Yet the Maratha armies still suffered from critical shortcomings, as Boot explains:

Lacking a single commander like Wellesley whose orders were binding on all, the Maratha chieftains often would act at cross-purposes in battle, to the benefit of their enemies. Moreover, their supply service was virtually nonexistant and most of their soldiers were not paid regularly….

The real problem was that the Marathas were handicapped by a lack of officers and NCOs schooled in the new way of fighting…. To turn over ultimate military power to Westerners or even to Western-educated Indians would have meant giving up their own absolute authority, and this the Maratha chiefs would never do….

In sum, to fight like Europeans you had to become “European.”You had to adopt at least some of the dynamism, intellectual curiosity, rationalism, and efficiency that has defined the West since the advent of the Gunpowder Age.
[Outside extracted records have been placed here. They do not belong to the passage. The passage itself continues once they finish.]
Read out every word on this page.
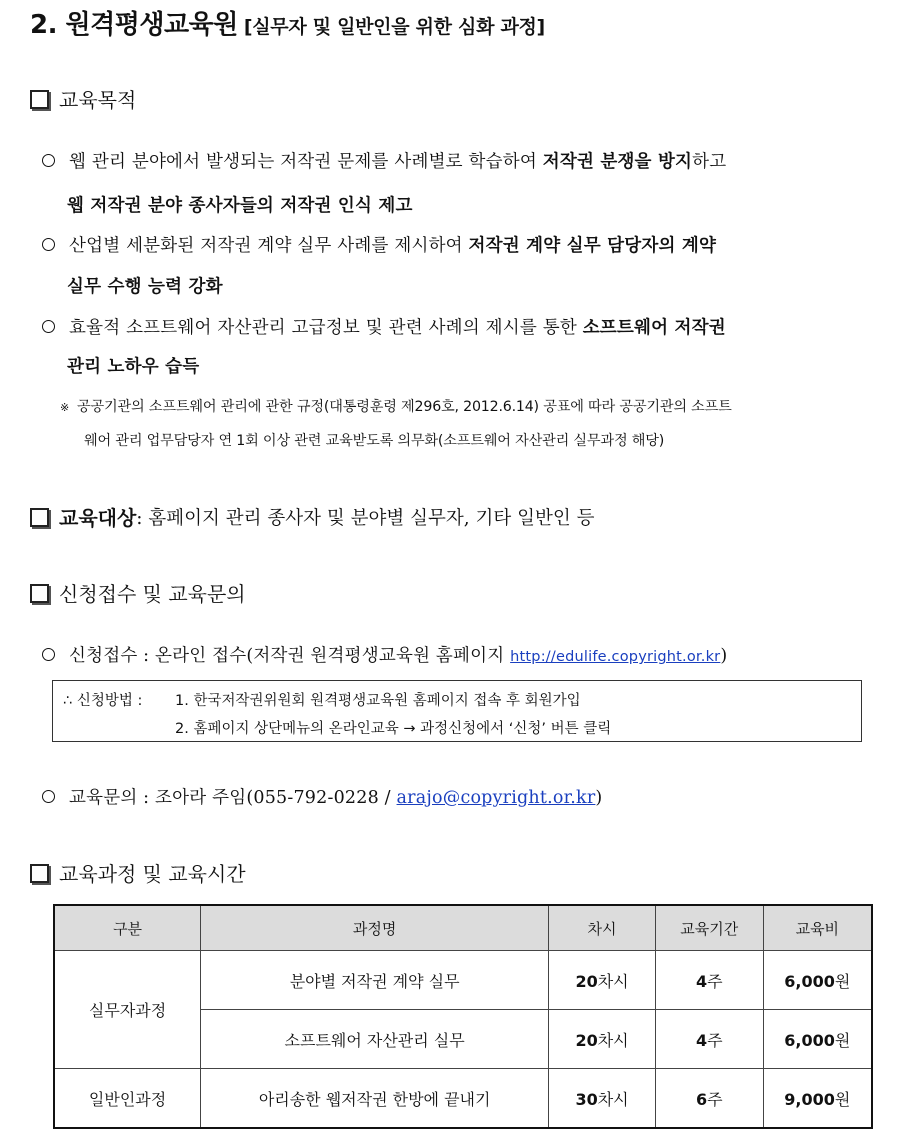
2. 원격평생교육원 [실무자 및 일반인을 위한 심화 과정]
교육목적
웹 관리 분야에서 발생되는 저작권 문제를 사례별로 학습하여 저작권 분쟁을 방지하고
웹 저작권 분야 종사자들의 저작권 인식 제고
산업별 세분화된 저작권 계약 실무 사례를 제시하여 저작권 계약 실무 담당자의 계약
실무 수행 능력 강화
효율적 소프트웨어 자산관리 고급정보 및 관련 사례의 제시를 통한 소프트웨어 저작권
관리 노하우 습득
※ 공공기관의 소프트웨어 관리에 관한 규정(대통령훈령 제296호, 2012.6.14) 공표에 따라 공공기관의 소프트
웨어 관리 업무담당자 연 1회 이상 관련 교육받도록 의무화(소프트웨어 자산관리 실무과정 해당)
교육대상 : 홈페이지 관리 종사자 및 분야별 실무자, 기타 일반인 등
신청접수 및 교육문의
신청접수 : 온라인 접수(저작권 원격평생교육원 홈페이지 http://edulife.copyright.or.kr)
∴ 신청방법 : 1. 한국저작권위원회 원격평생교육원 홈페이지 접속 후 회원가입
2. 홈페이지 상단메뉴의 온라인교육 → 과정신청에서 ‘신청’ 버튼 클릭
교육문의 : 조아라 주임(055-792-0228 / arajo@copyright.or.kr)
교육과정 및 교육시간
구분	과정명	차시	교육기간	교육비
실무자과정	분야별 저작권 계약 실무	20차시	4주	6,000원
	소프트웨어 자산관리 실무	20차시	4주	6,000원
일반인과정	아리송한 웹저작권 한방에 끝내기	30차시	6주	9,000원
Since Colonel Blimps always outnumbered and usually prevailed over military innovators, this is a dubious description of European armed forces. But the difficulty of equaling them in battle was real and it gave Europeans more than a century of easy successes, imposing a uniquely lopsided, imperial character on the nineteenth and early twentieth centuries. Boot’s dating of the tipping point in favor of European military superiority as late as 1803 is both novel and convincing, for China too succumbed to European aggression only after the Opium War between 1839 and 1842.


At the same time, however, so late a date blurs the transition between his first military revolution and the “Industrial Revolution” in military technology that followed. Historians have long agreed that the Industrial Revolution itself started in Great Britain with the mechanization of textile manufacture between 1733 and 1793 and extended to other industries after James Watt invented an efficient steam engine in 1776. But Boot claims that military change lagged:

In the late eighteenth and early nineteenth centuries, logistics and command-and-control systems could not keep pace with the growing size of armies. Supplies still had to be hauled by horses; muskets, cannons, ammunition, and uniforms still had to be hand-made by skilled artisans; orders still had to be relayed by bugles, shouts, and messages carried on horseback; and commanders still had to depend on their spy glasses to figure out what was happening on a smoke-shrouded battlefield….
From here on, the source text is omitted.